Acting Governor of Lagos Colony
- In office 6 August 1861 – 22 January 1862
- Succeeded by: Henry Stanhope Freeman

Personal details
- Profession: Merchant

= William McCoskry =

British merchant

William McCoskry was a British merchant who served as Consul at Lagos, then as acting Governor of Lagos Colony.

==Lagos trader==

McCoskry reached Lagos in early 1852, soon after the Oba Kosoko was expelled. He had already represented the British firm of W.B. Hutton in West Africa for seven years.
McCoskry, a Scotsman, was known as "A l'agbon pipon" (man with the red beard) by the Yoruba people.
Apongbon in the west of Lagos Island derives its name from this phrase.
McCoskry got on bad terms with Benjamin Campbell, who arrived on 21 July 1853 to take up the position of Consul.
He even attempted to ship palm oil without paying duties.
Campbell later recommended McCoskry as vice-consul for Badagry.
He held this position briefly between 1855 and 1856.
In March 1856, McCoskry was acting for Consul Campbell, who was away from the colony on a visit to the Benin River, when a plot was discovered to overturn the Oba of Lagos, Dosunmu. When three cruisers appeared off the bar the plot fizzled out.

==Acting consul==

A new consul, Henry Grant Foote, arrived at Lagos on 21 December 1860. He appointed McCoskry unpaid vice-consul.
In May 1861, while on an expedition into the interior, Foote died of fever and McCoskry took over as Acting Consul.
In July 1861, McCoskry signed treaties with Porto Novo and Badagry to facilitate trade with Lagos.
At the end of July 1861 Her Majesty's ship Prometheus arrived in the lagoon.
A few days later, on 3 August the commander, N.B. Bedingfeld paid a visit to the Oba of Lagos accompanied by McCoskry and a detachment of armed marines, and demanded that Dosunmu sign a treaty to surrender Lagos. The king initially refused.
However, on 6 August 1861, Bedingfeld and McCoskry entered into a treaty (The Lagos Treaty of Cession) on behalf of the Queen of Great Britain with "Docemo" (Dosunmu), King of Lagos. Dosunmu transferred sovereignty of the island and territories of Lagos to the British in return for an annual pension.

==Acting governor==

McCoskry was appointed acting Governor soon after annexation.
The slave trade had been outlawed, but slavery continued. McCoskry hinted that after annexation of Lagos Colony unrest among the slaves increased substantially.
He remarked that problems related to domestic slavery were giving him "more trouble than all the rest of the business together". He noted that there were many runaway slaves looking for protection in Lagos Colony, which they saw as a refuge. McCloskey recognized the rights of slave owners to retain their property or to receive compensation for liberation.
He set up a court to hear cases of abuse against slaves and of runaway slaves from the interior, and established a "Liberated African Yard" to give employment to freed runaways until they were able to look after themselves. He did not consider that abolition of slavery in the colony would be practical.
In 1865 McCloskry testified before a parliamentary committee on the conditions at Lagos. He said that rather more than 500 fugitive slaves had arrived in the colony since 1861.

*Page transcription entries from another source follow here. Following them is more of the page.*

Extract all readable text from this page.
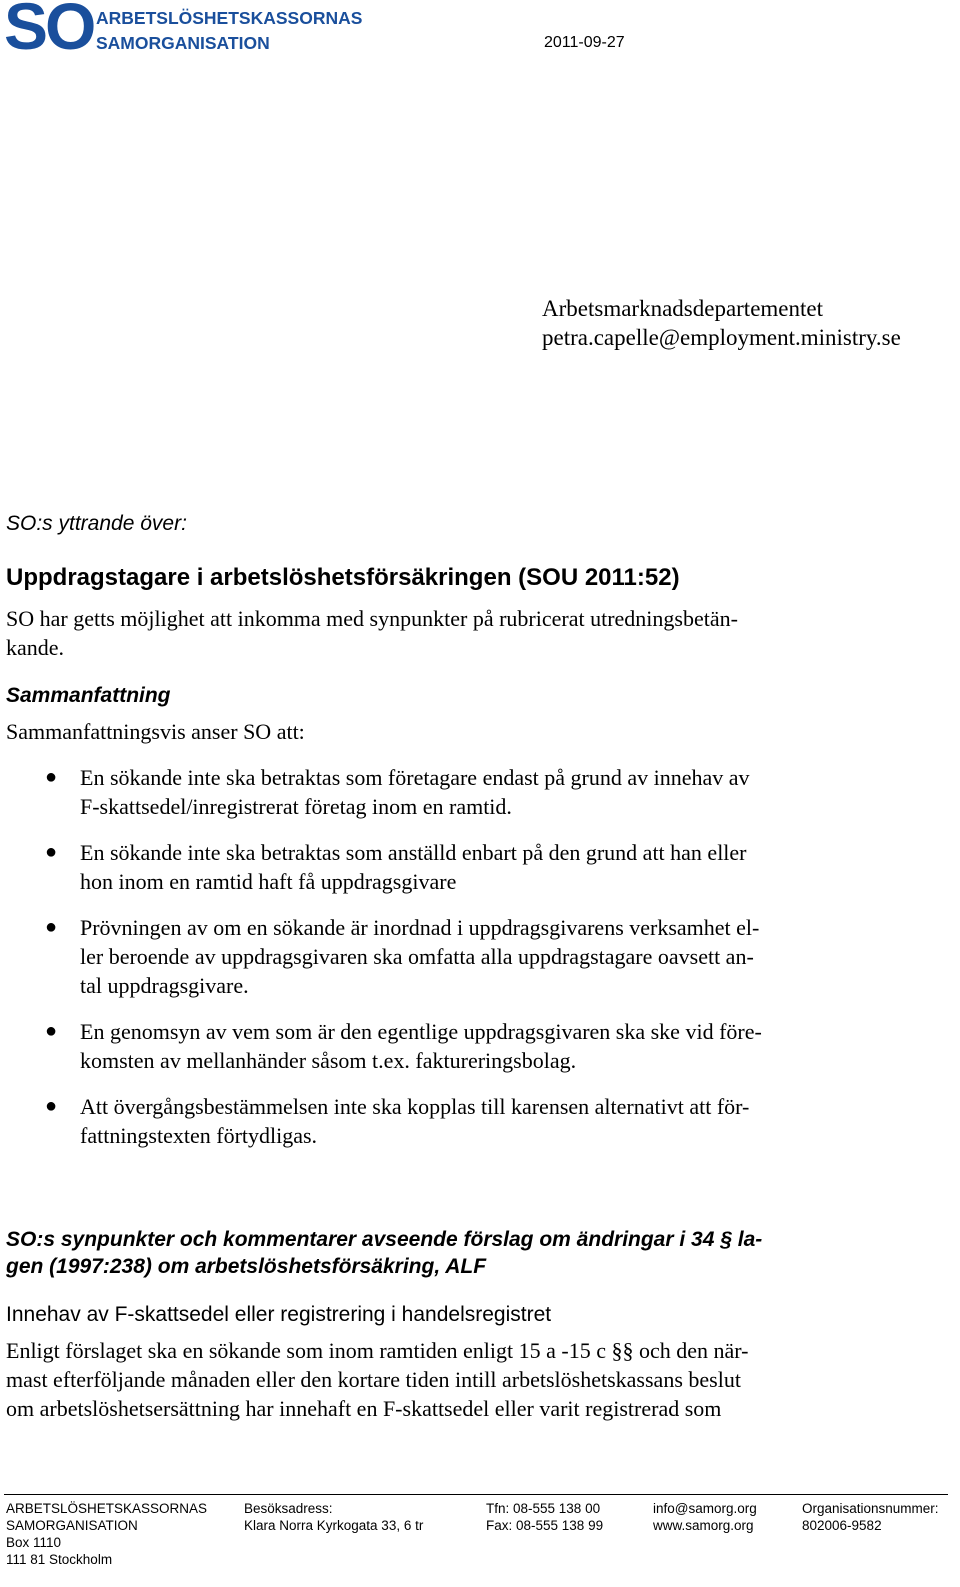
SO ARBETSLÖSHETSKASSORNAS
SAMORGANISATION	2011-09-27
Arbetsmarknadsdepartementet
petra.capelle@employment.ministry.se
SO:s yttrande över:
Uppdragstagare i arbetslöshetsförsäkringen (SOU 2011:52)
SO har getts möjlighet att inkomma med synpunkter på rubricerat utredningsbetän-
kande.
Sammanfattning
Sammanfattningsvis anser SO att:
● En sökande inte ska betraktas som företagare endast på grund av innehav av
F-skattsedel/inregistrerat företag inom en ramtid.
● En sökande inte ska betraktas som anställd enbart på den grund att han eller
hon inom en ramtid haft få uppdragsgivare
● Prövningen av om en sökande är inordnad i uppdragsgivarens verksamhet el-
ler beroende av uppdragsgivaren ska omfatta alla uppdragstagare oavsett an-
tal uppdragsgivare.
● En genomsyn av vem som är den egentlige uppdragsgivaren ska ske vid före-
komsten av mellanhänder såsom t.ex. faktureringsbolag.
● Att övergångsbestämmelsen inte ska kopplas till karensen alternativt att för-
fattningstexten förtydligas.
SO:s synpunkter och kommentarer avseende förslag om ändringar i 34 § la-
gen (1997:238) om arbetslöshetsförsäkring, ALF
Innehav av F-skattsedel eller registrering i handelsregistret
Enligt förslaget ska en sökande som inom ramtiden enligt 15 a -15 c §§ och den när-
mast efterföljande månaden eller den kortare tiden intill arbetslöshetskassans beslut
om arbetslöshetsersättning har innehaft en F-skattsedel eller varit registrerad som
ARBETSLÖSHETSKASSORNAS
SAMORGANISATION
Box 1110
111 81 Stockholm
Besöksadress:
Klara Norra Kyrkogata 33, 6 tr
Tfn: 08-555 138 00
Fax: 08-555 138 99
info@samorg.org
www.samorg.org
Organisationsnummer:
802006-9582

McCloskry, and other merchants in the colony, were opposed to the activities of missionaries which they felt interfered with trade. In 1855 he had been among signatories of a petition to prevent two missionaries who had gone on leave from returning to Lagos.
McCloskry communicated his view to the explorer Richard Francis Burton, who visited Lagos and Abeokuta in 1861 while acting as consul at Fernando Poo.

==Later career==

After serving as acting governor, McCloskry again became a private merchant at Lagos. He was appointed one of three Land Commissioners, making recommendations to the governor on grants of land, in many cases giving formal title to the existing occupants.